Abp Mokrzycki: Różaniec najlepszą obroną wobec każdej wojny

ag

publikacja 11.10.2021 10:45

Abp Mieczysław Mokrzycki przewodniczył uroczystościom odpustowym ku czci Matki Bożej Latyczowskiej w Lublinie. Modląc się wraz z wiernymi, zachęcał do zawierzenia Maryi i dziękował za wsparcie Kościoła na Ukrainie.

Abp Mokrzycki: Różaniec najlepszą obroną wobec każdej wojny Abp Mieczysław Mokrzycki przewodniczył sumie odpustowej ku czci Matki Bożej Latyczowskiej. Roman Koszowski /Foto Gość

Wraz z metropolitą lwowskim do Lublina przybył bp Bronisław Bernacki, senior diecezji odesko-symferopolskiej, który pochodzi z okolic Latyczowa. Eucharystię celebrowali także bp Adam Bab oraz licznie zgromadzeni kapłani.

Sprawując Mszę św. przed cudownym wizerunkiem Matki Bożej Latyczowskiej dawny sekretarz Jana Pawła II zachęcał, by nie wypuszczać z rąk różańca, bo on jest jest skuteczną modlitwą, która przynosi pokój tam, gdzie człowiek jest zagubiony i uwikłany w sprawy, które po ludzku trudno uporządkować.

- Wszyscy widzimy, że wojny we współczesnym świecie mogą mieć różny charakter. Nie muszą one polegać na zbrojnej walce, ale coraz częściej bronią są ideologie, które chcą dokonać zniszczenia świata Bożych wartości. Różaniec staje się duchową obroną oraz skuteczną modlitwą - mówił abp Mokorzycki.

Zachęcał, by nie wypuszczać różańca z rąk, szczególnie w sytuacjach po ludzku beznadziejnych. Przez Różaniec można wyprosić Boże miłosierdzie, ocalenie narodów, pomoc w każdym nieszczęściu. Metropolita lwowski przytoczył także świadectwa opowiadające o mocy tej modlitwy. Przypomniał zwycięstwo pod Lepanto, a także historię parafii z okolic Warszawy, gdzie podczas II wojny światowej wierni codziennie odmawiali Różaniec. W tych strasznych czasach nikt z tej wspólnoty nie zginął, a po wojnie do domów powrócili wszyscy ci, którzy brali udział w działaniach wojennych, jak i zostali wywiezieni do obozów przez Niemców i Sowietów.

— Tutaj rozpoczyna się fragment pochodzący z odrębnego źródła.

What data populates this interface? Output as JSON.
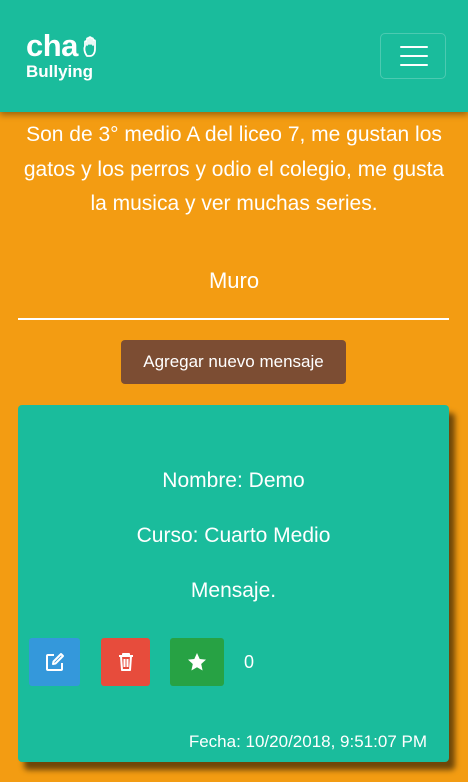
{
  "header": {
    "logo_line1": "cha",
    "logo_line2": "Bullying",
    "menu_icon": "hamburger-menu-icon"
  },
  "profile": {
    "bio": "Son de 3° medio A del liceo 7, me gustan los gatos y los perros y odio el colegio, me gusta la musica y ver muchas series."
  },
  "wall": {
    "title": "Muro",
    "add_button_label": "Agregar nuevo mensaje"
  },
  "message": {
    "nombre": "Nombre: Demo",
    "curso": "Curso: Cuarto Medio",
    "mensaje": "Mensaje.",
    "likes": "0",
    "fecha": "Fecha: 10/20/2018, 9:51:07 PM",
    "actions": {
      "edit_icon": "edit-icon",
      "delete_icon": "trash-icon",
      "like_icon": "star-icon"
    }
  },
  "colors": {
    "background": "#f39c12",
    "navbar": "#1abc9c",
    "card": "#1abc9c",
    "add_button": "#7c4d33",
    "edit": "#3498db",
    "delete": "#e74c3c",
    "like": "#27a244"
  }
}
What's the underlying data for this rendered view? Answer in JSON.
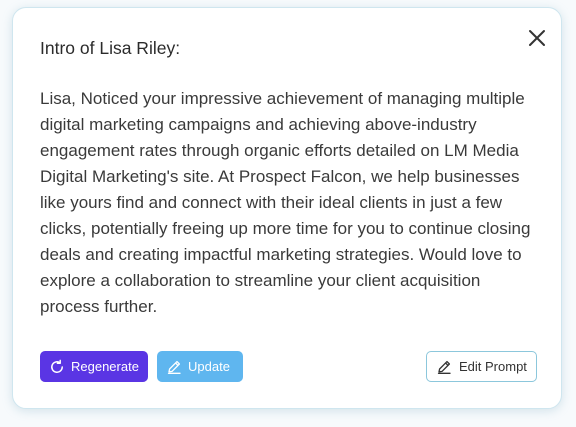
{
  "dialog": {
    "title": "Intro of Lisa Riley:",
    "message": "Lisa, Noticed your impressive achievement of managing multiple digital marketing campaigns and achieving above-industry engagement rates through organic efforts detailed on LM Media Digital Marketing's site. At Prospect Falcon, we help businesses like yours find and connect with their ideal clients in just a few clicks, potentially freeing up more time for you to continue closing deals and creating impactful marketing strategies. Would love to explore a collaboration to streamline your client acquisition process further.",
    "close_icon": "close-icon"
  },
  "actions": {
    "regenerate_label": "Regenerate",
    "regenerate_icon": "refresh-icon",
    "update_label": "Update",
    "update_icon": "pencil-icon",
    "edit_prompt_label": "Edit Prompt",
    "edit_prompt_icon": "pencil-icon"
  },
  "colors": {
    "regenerate_bg": "#5a35e4",
    "update_bg": "#5fb6ef",
    "edit_border": "#8cc7dc",
    "card_border": "#cfe6ef"
  }
}
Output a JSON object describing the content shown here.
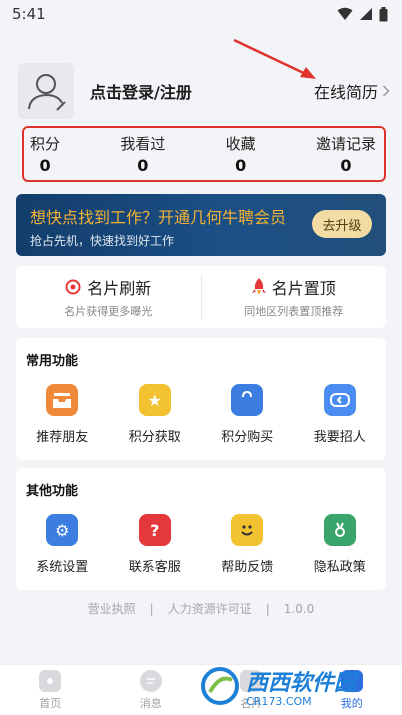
{
  "status_bar": {
    "time": "5:41"
  },
  "profile": {
    "login_text": "点击登录/注册",
    "resume_link": "在线简历"
  },
  "stats": [
    {
      "label": "积分",
      "value": "0"
    },
    {
      "label": "我看过",
      "value": "0"
    },
    {
      "label": "收藏",
      "value": "0"
    },
    {
      "label": "邀请记录",
      "value": "0"
    }
  ],
  "vip_banner": {
    "title": "想快点找到工作？开通几何牛聘会员",
    "subtitle": "抢占先机，快速找到好工作",
    "button": "去升级"
  },
  "quick_actions": [
    {
      "label": "名片刷新",
      "sub": "名片获得更多曝光",
      "icon": "target-icon",
      "color": "#e5383b"
    },
    {
      "label": "名片置顶",
      "sub": "同地区列表置顶推荐",
      "icon": "rocket-icon",
      "color": "#e5383b"
    }
  ],
  "common_functions": {
    "title": "常用功能",
    "items": [
      {
        "label": "推荐朋友",
        "icon": "inbox-tray-icon",
        "color": "#f08a3a"
      },
      {
        "label": "积分获取",
        "icon": "star-icon",
        "color": "#f2c230"
      },
      {
        "label": "积分购买",
        "icon": "shopping-bag-icon",
        "color": "#3b7de0"
      },
      {
        "label": "我要招人",
        "icon": "refresh-icon",
        "color": "#4a8cf0"
      }
    ]
  },
  "other_functions": {
    "title": "其他功能",
    "items": [
      {
        "label": "系统设置",
        "icon": "gear-icon",
        "color": "#3b7de0"
      },
      {
        "label": "联系客服",
        "icon": "question-icon",
        "color": "#e5383b"
      },
      {
        "label": "帮助反馈",
        "icon": "smile-icon",
        "color": "#f2c230"
      },
      {
        "label": "隐私政策",
        "icon": "privacy-icon",
        "color": "#3aa56a"
      }
    ]
  },
  "footer": {
    "license": "营业执照",
    "hr_permit": "人力资源许可证",
    "version": "1.0.0"
  },
  "tabs": [
    {
      "label": "首页",
      "icon": "home-icon",
      "active": false
    },
    {
      "label": "消息",
      "icon": "message-icon",
      "active": false
    },
    {
      "label": "名片",
      "icon": "card-icon",
      "active": false
    },
    {
      "label": "我的",
      "icon": "user-icon",
      "active": true
    }
  ],
  "watermark": {
    "main": "西西软件园",
    "sub": "CR173.COM"
  },
  "colors": {
    "annotation_red": "#e0322c",
    "accent_blue": "#2b6fe0",
    "vip_gold": "#f4b133"
  }
}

- Warto iść przez życie z różańcem w ręku - zachęcał .

Abp Morzycki mówił w Lublinie także o sytuacji Kościoła na Ukrainie.

– Kościół katolicki na Ukrainie odradza się. Nie byłoby to możliwe bez wsparcia wiernych i duchownych z Polski. Byli to księża i siostry zakonne, którzy przyjeżdżali na tamte tereny i swoim życiem i pracą odbudowywali zarówno Kościół duchowy, jak i materialny. Podnosili go z ruin, które spowodowały długie lata komunizmu. Kiedy kardynał Jaworski, mój poprzednik, objął diecezję w 1991 roku, zastał zaledwie 6 kapłanów i 8 czynnych kościołów. A archidiecezja lwowska ma dzisiaj 225 kapłanów, 116 parafii i 208 kościołów filialnych - mówił abp Mokrzycki.